Le RIP sur la réforme des retraites doit donc faire le plus de bruit possible s’il est accepté pour ne pas s’éteindre silencieusement dans ces neuf longs mois de consultation.

Troisième étape : l’approbation du Parlement

Disons cependant que par un sursaut de mobilisation inouï, la proposition de loi soit signée par un minimum de 4,8 millions d’électeurs. Le texte doit ensuite être examiné au moins une fois par l’Assemblée nationale et le Sénat, dans un délai de six mois.

Là non plus, rien ne contraint les deux chambres du Parlement à approuver le référendum, qui peut être tout bonnement rejeté. La procédure longue d’un an et demi tomberait alors à l’eau. Et avec une Assemblée en état de mort cérébrale, court-circuitée par les 49.3, un tel cas de figure reste plus que probable.

Du RIP au RIC

Aucun RIP n’a à ce jour abouti à un véritable référendum. Les raisons en sont évidentes : cette procédure a été pensée pour donner des gages, sur le papier, à l’État de droit, mais pour être tout à fait impossible à mettre en œuvre dans la réalité.
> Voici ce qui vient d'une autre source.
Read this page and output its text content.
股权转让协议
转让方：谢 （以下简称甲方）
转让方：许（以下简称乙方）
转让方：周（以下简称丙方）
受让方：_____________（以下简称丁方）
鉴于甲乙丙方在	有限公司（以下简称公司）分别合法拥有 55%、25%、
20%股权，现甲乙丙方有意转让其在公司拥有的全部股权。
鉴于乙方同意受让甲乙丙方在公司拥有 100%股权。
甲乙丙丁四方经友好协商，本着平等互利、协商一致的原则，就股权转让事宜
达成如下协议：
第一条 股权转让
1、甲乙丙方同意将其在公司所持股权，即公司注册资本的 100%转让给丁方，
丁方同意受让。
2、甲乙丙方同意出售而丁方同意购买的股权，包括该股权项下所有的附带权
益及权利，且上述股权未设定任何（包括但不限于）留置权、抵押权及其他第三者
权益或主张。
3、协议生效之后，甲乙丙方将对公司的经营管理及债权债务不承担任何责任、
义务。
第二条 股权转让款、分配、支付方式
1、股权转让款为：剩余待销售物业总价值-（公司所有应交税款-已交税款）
Le Conseil constitutionnel lui-même ne s’y est pas trompé : dans son premier bilan sur le RIP, publié en juin 2020, l’institution constatait le « manque d’ergonomie générale du site internet dédié », l’absence de « dispositif d’information du public », et le découragement provoqué par « l’exigence d’un nombre de soutiens à atteindre très élevé », une procédure « complexe » et un résultat « hypothétique ».

Tout concourt ainsi à démontrer que le RIP n’a rien pour inquiéter le parti présidentiel ni l’Élysée, qu’aucune disposition n’empêche d’ailleurs de promulguer entre-temps la réforme des retraites.

Pour rendre le RIP possible, il faudrait qu’il n’émane pas du Parlement et n’ait pas à être approuvé par celui-ci, et que le nombre de signatures nécessaires lors de la consultation soit largement réduit.

Mais alors, le RIP deviendrait un RIC, un référendum d’initiative citoyenne, une forme de consultation du peuple que les Gilets jaunes n’ont cessé d’appeler de leurs vœux. Et bien plus simple que la procédure actuelle.

Les Sages du Conseil Constitutionnel, eux, rendront leur décision le vendredi 14 avril : l’une sur la constitutionnalité du projet de loi adopté au Parlement après un recours au 49.3, et l’autre sur la recevabilité de la demande de référendum d’initiative partagée (RIP).